Getting behind the wheel on Uber’s self driving cars

Anika Garg, Features Editor

Companies in the automotive industry have been racing to build self-driving cars.

Earlier in August, Uber launched a fleet of autonomous Ford Fusions in Pittsburg for testing. So far no major accidents have been reported, but the testing field is very limited, and human intervention is required in many situations, such as bad weather.

“Even when these technology issues get fixed, we believe ridesharing will be a mix — with services provided by both drivers and self-driving Uber cars. This is because of the limits of self-driving software and the skyrocketing demand for better transportation which people-powered transport is uniquely able to solve,” said Anthony Levandowski founder of Otto and Vice President of Self-Driving Technology in Uber.

To distribute driverless cars, customers request a car the usual way, with the Uber app, and then are matched up at random  with a driverless car. These rides are free for now, and experts predict that in the long run, these cars will significantly decrease the per-mile cost of driving.

Recently, Uber has expanded its car testing to San Francisco. A handful of cars equipped with advanced driver safety and self-driving technology are now being tested in the Bay Area, an Uber spokesperson told TechCrunch.

Unlike Google and Tesla, Uber will not manufacture their own autonomous cars. Instead, it is partnering with car manufacturers, starting with Volvo. It has also acquired Otto, a small driverless truck startup which has technology that will help improve Uber car capabilities.

However, Uber still has a lot of competition in the industry.

Alphabet, a Google-based car company, has been working on autonomous car technology for more  than seven years now. It recently hit the milestone of having driven a total of two million miles on public roads.

“That’s a collective 300 years of driving,” an Alphabet spokeswoman said, “during which the cars have navigated hundreds of millions of interactions with vehicles, pedestrians, and cyclists.”

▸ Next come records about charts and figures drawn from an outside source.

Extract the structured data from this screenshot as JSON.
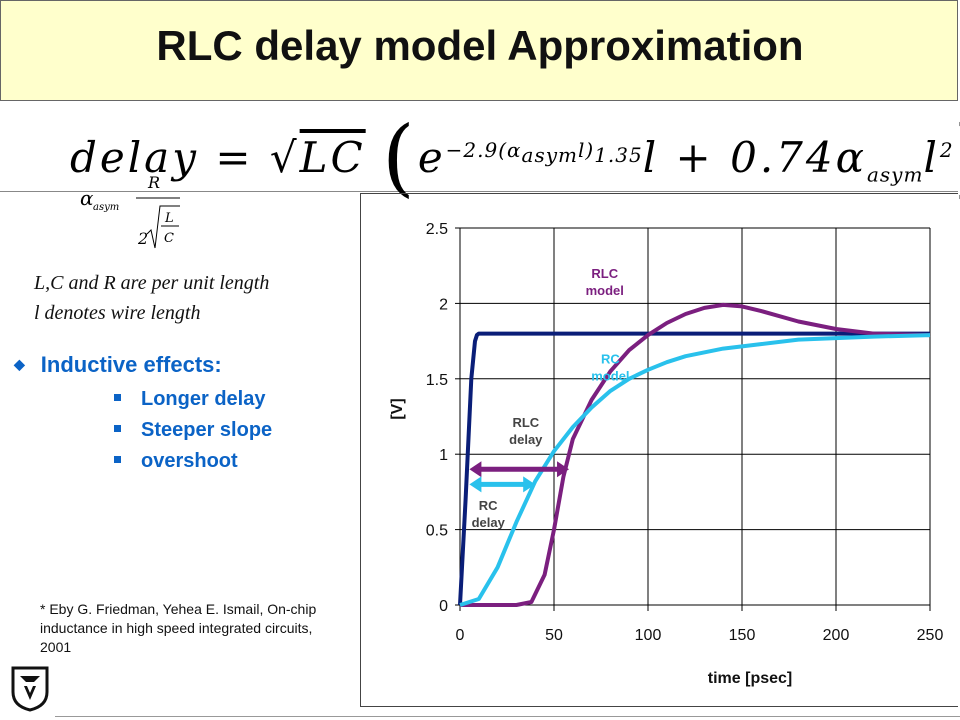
{
  "slide": {
    "title": "RLC delay model Approximation",
    "formula": {
      "lhs": "delay",
      "eq": "=",
      "sqrt_arg": "LC",
      "exp_base": "e",
      "exponent": "−2.9(α",
      "exponent_sub": "asym",
      "exponent_tail": "l)",
      "exponent_pow": "1.35",
      "term1_factor": "l",
      "plus": "+",
      "coef": "0.74α",
      "coef_sub": "asym",
      "term2": "l",
      "term2_pow": "2"
    },
    "alpha_def": {
      "symbol": "α",
      "sub": "asym",
      "glyph": "",
      "numerator": "R",
      "den_coef": "2",
      "den_L": "L",
      "den_C": "C"
    },
    "notes": [
      "L,C and R  are per unit length",
      "l  denotes wire length"
    ],
    "bullet": {
      "heading": "Inductive effects:",
      "items": [
        "Longer delay",
        "Steeper slope",
        "overshoot"
      ]
    },
    "reference": "* Eby G. Friedman, Yehea E. Ismail, On-chip inductance in high speed integrated circuits, 2001"
  },
  "chart_data": {
    "type": "line",
    "xlabel": "time [psec]",
    "ylabel": "[V]",
    "xlim": [
      0,
      250
    ],
    "ylim": [
      0,
      2.5
    ],
    "xticks": [
      0,
      50,
      100,
      150,
      200,
      250
    ],
    "yticks": [
      0,
      0.5,
      1,
      1.5,
      2,
      2.5
    ],
    "grid": true,
    "colors": {
      "input": "#0a1e78",
      "rlc": "#7b1f7f",
      "rc": "#29c1ec"
    },
    "series": [
      {
        "key": "input",
        "x": [
          0,
          3,
          6,
          8,
          9,
          10,
          20,
          100,
          250
        ],
        "y": [
          0,
          0.7,
          1.5,
          1.75,
          1.79,
          1.8,
          1.8,
          1.8,
          1.8
        ]
      },
      {
        "key": "rlc",
        "x": [
          0,
          30,
          38,
          45,
          50,
          55,
          60,
          70,
          80,
          90,
          100,
          110,
          120,
          130,
          140,
          150,
          160,
          180,
          200,
          220,
          250
        ],
        "y": [
          0,
          0,
          0.02,
          0.2,
          0.5,
          0.85,
          1.1,
          1.36,
          1.55,
          1.69,
          1.79,
          1.87,
          1.93,
          1.97,
          1.99,
          1.98,
          1.95,
          1.88,
          1.83,
          1.8,
          1.79
        ]
      },
      {
        "key": "rc",
        "x": [
          0,
          10,
          20,
          30,
          40,
          50,
          60,
          70,
          80,
          90,
          100,
          110,
          120,
          140,
          160,
          180,
          200,
          220,
          250
        ],
        "y": [
          0,
          0.04,
          0.25,
          0.55,
          0.82,
          1.02,
          1.18,
          1.31,
          1.42,
          1.5,
          1.56,
          1.61,
          1.65,
          1.7,
          1.73,
          1.76,
          1.77,
          1.78,
          1.79
        ]
      }
    ],
    "annotations": [
      {
        "key": "rlc_model",
        "lines": [
          "RLC",
          "model"
        ],
        "color": "#7b1f7f"
      },
      {
        "key": "rc_model",
        "lines": [
          "RC",
          "model"
        ],
        "color": "#29c1ec"
      },
      {
        "key": "rlc_delay",
        "lines": [
          "RLC",
          "delay"
        ],
        "color": "#444444"
      },
      {
        "key": "rc_delay",
        "lines": [
          "RC",
          "delay"
        ],
        "color": "#444444"
      }
    ],
    "arrows": [
      {
        "key": "rlc_delay_arrow",
        "from": 5,
        "to": 58,
        "y": 0.9,
        "color": "#7b1f7f"
      },
      {
        "key": "rc_delay_arrow",
        "from": 5,
        "to": 40,
        "y": 0.8,
        "color": "#29c1ec"
      }
    ]
  }
}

Google has made many advancements since it began the testing. The technology can now recognize pedestrians and cyclists, detect hundreds of objects simultaneously and even read hand gestures.

Lyft, Uber’s long-standing ridesharing rival, will be testing Chevrolet Bolt self-driving taxis early next year. The plan was hatched when General Motors Co. invested $500 million in Lyft to develop these electric cars.

Ethics is a major issue of self-driving cars. These vehicles are essentially programmed to kill, since in an accident they have to decide who is harmed — the passenger or people in other cars. “One of the questions that comes up in class discussions is whether, as a driver, you should be able to program a degree of selfishness, making the car save the driver and passengers rather than people outside the car,” said Ken Shotts, a professor of political economics at Stanford

Overall, the industry will only continue to grow and benefit society. Researchers have shown that computerized drivers may reduce  the amount of lives lost in traffic accidents, which kill 1.3 million people per year. They may also free up the 20 percent more space in cities that are currently used to park the billions of cars in the world, and save trillions of dollars each year by cutting congestion.